1Finote Selam Hospital, Finote Selam, Ethiopia
2Diseases Prevention and Control, School of Public Health, University of Queensland, Brisbane, QLD, Australia
3Amanuel Mental Specialized Hospital, Addis Ababa, Ethiopia
4College of Medicine and Health Sciences, Bahir Dar University, Bahir Dar, Ethiopia
5College of Health Sciences, Mizan Tepi University, Mizan, Ethiopia
6Psychiatry Department, College of Health Sciences and Medicine, Dilla University, Dilla, Ethiopia
7Debre Markos University, Debre Markos, Ethiopia
8College of Medicine and Health Sciences, Debre Tabor University, Debre Tabor, Ethiopia

Received 7 June 2016; Accepted 16 November 2016

Academic Editor: Jesus Pastor

Copyright © 2016 Asmamaw Getnet et al. This is an open access article distributed under the Creative Commons Attribution License, which permits unrestricted use, distribution, and reproduction in any medium, provided the original work is properly cited.

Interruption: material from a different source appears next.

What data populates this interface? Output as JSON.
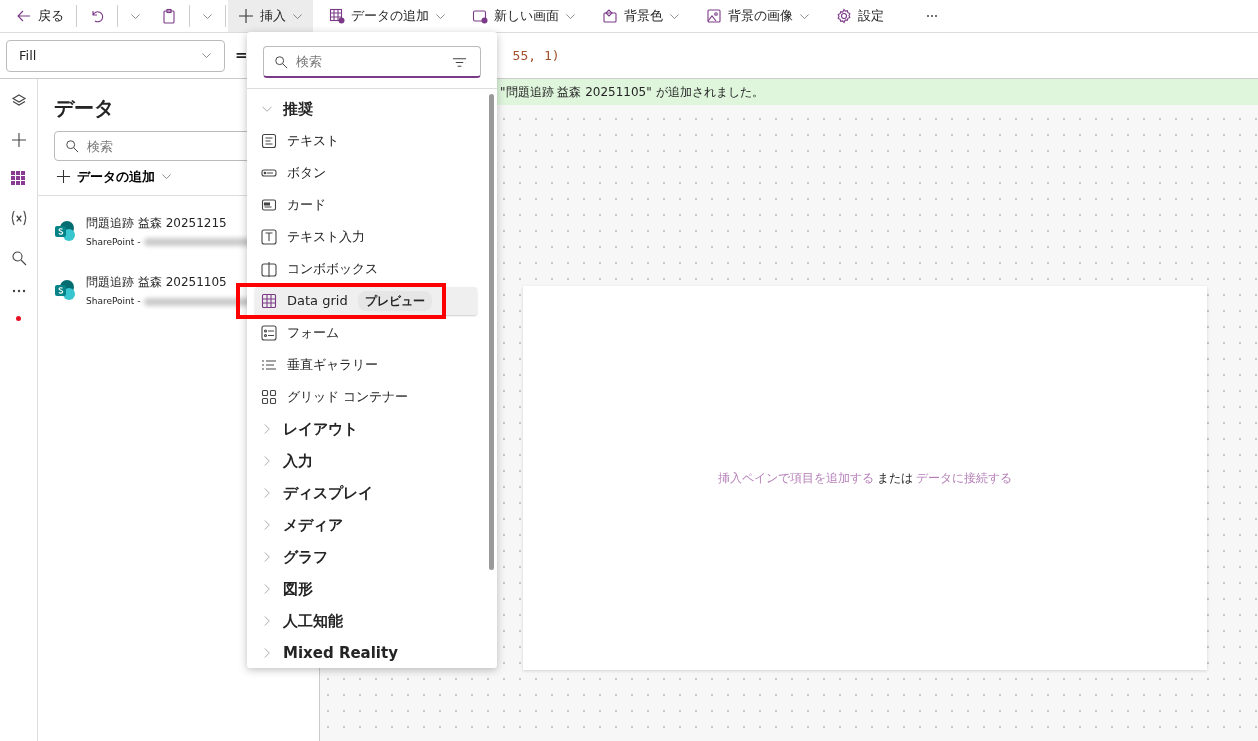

Introduction. Antiepileptic drugs are effective in the treatment of epilepsy to the extent that about 70% of people with epilepsy can be seizure-free, but poor adherence to medication is major problem to sustained remission and functional restoration. The aim of this study was to assess the prevalence and associated factors of antiepileptic drug nonadherence. Methods. Cross-sectional study was conducted on 450 individuals who were selected by systematic random sampling method. Antiepileptic drug nonadherence was measured by Morisky Medication Adherence Scale (MMAS) and logistic regression was used to look for significant associations. Result. The prevalence of AEDs nonadherence was 37.8%. Being on treatment for 6 years and above [AOR = 3.47, 95% CI: 1.88, 6.40], payment for AEDs [AOR = 2.76, 95% CI: 1.73, 4.42], lack of health information [AOR = 2.20, 95% CI: 1.41,3.43], poor social support [AOR = 1.88, 95%, CI: 1.01, 3.50], perceived stigma [AOR = 2.27, 95% CI: 1.45, 3.56], and experience side effect [AOR = 1.70, 95% CI: 1.06, 2.72] were significantly associated with antiepileptic drug nonadherence. Conclusion. More than one-third of people with epilepsy were not compliant with their AEDs. Giving health information about epilepsy and its management and consequent reduction in stigma will help for medication adherence.